Publié : 26 mars 2021

Des produits miracles

Des produts miraîtçhes

Bernard Chapuis

Publié dans le Quotidien Jurassien le 26 mars 2021

Des produts miraîtçhes

Lai Rosalie, cïntyante ans, rentre d’ lai vèlle d’aivô ïn sait rempiâchu de produts miraîtçhes po se r’faire ènne biâtèe. Lai vendouje yi é aichurè que tos ces produts lai f’raint pus djûene d’â moins dieche ans. En l’hôtâ, ran d’ pus preussie que d’ déballaie ses aitchaits ch’ lai tâle de lai tyeujainne. È y aivait ènne botaiyatte d’hoile és pyaintes savaidges po choingnie le meuté frognie, di laicé d’ cramias mâçhè d’aivô d’ lai baive de cocréyatte po faire lai pé pus douçatte, di bâme de pitçhas po bèyie d’ lai raimboiyaince és pois, i n’ sais p’ cobïn d’ pammades, des rouges, des bieuves. È y aivait des pouss’rates, ïn vèrnis po les onyes des mains, ïn âtre po cés des aitchayes. En tot, è y en aivait po dous trâs cents francs. Èlle tïnt è prôvaie tot comptant ces produts d’vaint qu’ son hanne ne r’venieuche. « De toute faiçon, cment qu’i le coégnâs, è n’ veut ran me r’preutchaie. È n’ dit djemais ran. » Èlle se dévêt, enfile sai reubatte de tchaimbre poi d’chus sai p’tète tiulatte, entre dains les cab’nèts po éprovaie ses produts d’ biâtè. Èlle é dous boénnes hoûres d’vaint lée. Voi les chés, èlle bote sai pus bèlle véture po aittyeuyi son hanne. Ch’ l’égraîyon, èlle se tchaimpe en son cô, le chmoutse èt l’entrïnne dedains. - Siete-te, raivoéte-me, èt dis-me cment qu’ te m’troves ? - Te sais bïn que po moi t’és lai pus bèlle. - Mains te n’ me troves pe tchaindgie ? Dis m’ voûere, quél aidge que te m’ bèyes ? - Po les pois, trente ans. Po l’ visaidge, vingt-cïntye, po les brais, dieche-heûte . - Oh, qu’ t’és dgentil ! - Aittends, aittends ! I n’ai p’encoé fait l’ total. ---- Ecouter la chronique lue par Bernard Chapuis

Des produits miracles

Rosalie, cinquante ans, rentre de la ville avec un sac de cosmétiques supposés lui refaire une beauté. La vendeuse lui a assuré que ces produits miracles la rajeuniraient d’au moins dix ans.
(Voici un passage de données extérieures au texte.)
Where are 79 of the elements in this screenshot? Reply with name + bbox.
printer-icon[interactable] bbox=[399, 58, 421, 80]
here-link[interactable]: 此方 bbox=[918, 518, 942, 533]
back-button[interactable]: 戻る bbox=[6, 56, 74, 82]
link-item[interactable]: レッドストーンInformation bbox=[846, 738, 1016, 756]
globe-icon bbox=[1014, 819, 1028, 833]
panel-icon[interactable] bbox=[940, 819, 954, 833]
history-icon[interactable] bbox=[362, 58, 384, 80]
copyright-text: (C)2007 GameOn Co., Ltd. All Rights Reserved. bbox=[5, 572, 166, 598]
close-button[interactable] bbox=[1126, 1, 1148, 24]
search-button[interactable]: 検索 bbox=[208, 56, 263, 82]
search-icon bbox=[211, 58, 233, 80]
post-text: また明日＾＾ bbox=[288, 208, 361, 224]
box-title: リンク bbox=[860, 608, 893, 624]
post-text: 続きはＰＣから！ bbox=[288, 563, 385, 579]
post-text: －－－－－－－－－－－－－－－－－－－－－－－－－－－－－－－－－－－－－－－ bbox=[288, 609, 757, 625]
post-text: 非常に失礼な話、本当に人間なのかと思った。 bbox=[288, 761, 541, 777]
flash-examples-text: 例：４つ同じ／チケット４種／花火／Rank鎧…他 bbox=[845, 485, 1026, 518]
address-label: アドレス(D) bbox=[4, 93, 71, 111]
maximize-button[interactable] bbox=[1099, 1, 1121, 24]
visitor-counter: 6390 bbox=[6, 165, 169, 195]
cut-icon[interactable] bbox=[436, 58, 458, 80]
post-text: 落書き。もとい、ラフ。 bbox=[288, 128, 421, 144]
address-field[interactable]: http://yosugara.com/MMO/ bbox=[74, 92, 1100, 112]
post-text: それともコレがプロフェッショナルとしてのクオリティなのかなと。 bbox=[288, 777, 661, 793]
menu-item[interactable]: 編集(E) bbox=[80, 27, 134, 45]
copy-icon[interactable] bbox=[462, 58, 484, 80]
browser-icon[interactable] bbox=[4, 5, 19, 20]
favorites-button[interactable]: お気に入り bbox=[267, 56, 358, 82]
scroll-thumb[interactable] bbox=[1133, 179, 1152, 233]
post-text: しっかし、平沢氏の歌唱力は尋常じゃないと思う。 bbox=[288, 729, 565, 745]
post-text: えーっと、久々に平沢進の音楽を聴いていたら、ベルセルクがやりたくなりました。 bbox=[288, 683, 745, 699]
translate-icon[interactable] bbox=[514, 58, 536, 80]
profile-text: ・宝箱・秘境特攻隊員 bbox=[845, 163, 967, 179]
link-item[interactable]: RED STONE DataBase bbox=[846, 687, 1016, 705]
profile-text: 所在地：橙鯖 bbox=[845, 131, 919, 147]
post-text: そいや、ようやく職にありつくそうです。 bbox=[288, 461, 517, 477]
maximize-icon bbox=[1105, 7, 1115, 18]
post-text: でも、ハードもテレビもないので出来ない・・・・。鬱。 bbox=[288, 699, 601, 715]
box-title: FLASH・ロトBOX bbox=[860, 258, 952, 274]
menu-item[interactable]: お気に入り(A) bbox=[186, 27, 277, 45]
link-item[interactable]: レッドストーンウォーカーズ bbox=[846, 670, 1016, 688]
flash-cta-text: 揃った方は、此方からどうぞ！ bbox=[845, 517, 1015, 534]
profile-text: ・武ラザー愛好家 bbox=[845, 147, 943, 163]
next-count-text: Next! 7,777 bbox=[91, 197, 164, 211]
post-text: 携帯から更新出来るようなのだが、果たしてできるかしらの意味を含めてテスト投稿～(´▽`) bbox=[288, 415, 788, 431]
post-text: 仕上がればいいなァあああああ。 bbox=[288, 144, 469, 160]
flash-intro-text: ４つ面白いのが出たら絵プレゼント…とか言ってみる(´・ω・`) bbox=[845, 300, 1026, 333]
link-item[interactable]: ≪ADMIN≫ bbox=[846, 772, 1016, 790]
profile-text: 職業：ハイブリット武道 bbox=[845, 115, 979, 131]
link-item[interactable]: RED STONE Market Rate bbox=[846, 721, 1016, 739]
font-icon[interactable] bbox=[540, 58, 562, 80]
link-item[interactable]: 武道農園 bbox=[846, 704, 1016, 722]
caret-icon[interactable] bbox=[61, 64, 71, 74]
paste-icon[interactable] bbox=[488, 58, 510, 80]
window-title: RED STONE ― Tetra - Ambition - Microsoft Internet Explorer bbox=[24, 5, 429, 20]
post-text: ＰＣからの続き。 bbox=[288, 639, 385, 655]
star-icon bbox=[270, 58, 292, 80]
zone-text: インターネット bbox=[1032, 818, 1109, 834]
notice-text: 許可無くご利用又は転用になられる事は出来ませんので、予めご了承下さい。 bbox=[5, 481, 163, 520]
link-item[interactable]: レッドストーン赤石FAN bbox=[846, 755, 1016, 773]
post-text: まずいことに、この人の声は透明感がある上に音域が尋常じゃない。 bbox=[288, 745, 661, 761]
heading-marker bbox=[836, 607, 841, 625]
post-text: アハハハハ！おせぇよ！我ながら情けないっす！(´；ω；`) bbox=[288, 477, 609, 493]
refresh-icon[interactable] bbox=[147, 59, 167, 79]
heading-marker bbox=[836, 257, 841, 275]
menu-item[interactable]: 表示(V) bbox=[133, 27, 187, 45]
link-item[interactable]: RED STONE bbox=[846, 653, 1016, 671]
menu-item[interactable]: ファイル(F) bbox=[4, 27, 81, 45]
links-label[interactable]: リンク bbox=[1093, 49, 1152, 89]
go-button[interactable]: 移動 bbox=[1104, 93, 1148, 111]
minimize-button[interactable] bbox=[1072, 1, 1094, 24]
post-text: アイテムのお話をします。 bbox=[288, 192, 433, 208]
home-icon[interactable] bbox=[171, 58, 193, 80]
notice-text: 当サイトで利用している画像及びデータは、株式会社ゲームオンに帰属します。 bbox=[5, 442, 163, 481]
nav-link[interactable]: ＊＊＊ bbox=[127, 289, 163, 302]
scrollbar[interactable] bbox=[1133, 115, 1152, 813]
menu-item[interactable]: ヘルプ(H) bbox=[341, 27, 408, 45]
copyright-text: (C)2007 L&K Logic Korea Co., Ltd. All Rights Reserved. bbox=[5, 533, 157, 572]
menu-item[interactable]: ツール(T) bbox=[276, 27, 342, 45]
À son retour, elle a hâte d’étaler ses achats sur la table de la cuisine. Il y avait une bouteille aux huiles essentielles efficaces contre les rides, du jus de pissenlits associé à la bave d’escargots et destiné à adoucir la peau, du baume d’orties pour une chevelure éclatante, et nombre d’onguents colorés, des poudres, un vernis pour les ongles des doigts, un autre pour ceux des orteils. En tout, il y en avait pour quelques centaines de francs. Elle a tenu à essayer ces produits avant le retour de son mari. « De toute façon, il ne me fera aucun reproche. Il ne dit jamais rien. » Elle se déshabille, enfile son peignoir par dessus sa petite culotte et entre dans la salle de bain pour tester ses articles. Elle dispose de deux bonnes heures. Il est environ six heures du soir. Elle enfile sa plus belle robe pour accueillir son mari. Sur le seuil de porte, elle se jette à son cou, l’embrasse et l’entraîne à l’intérieur. - Assieds-toi, regarde-moi et dis-moi comment tu me trouves ! - Tu sais bien que, pour moi, tu es la plus belle. - Tu ne me trouves pas changée ? Dis-moi, quel âge tu me donnes ? - Pour les cheveux, trente ans. Pour le visage, vingt-cinq, pour les bras, dix-huit . - Oh, que tu es gentil ! - Attends, attends ! Je n’ai pas encore fait le total.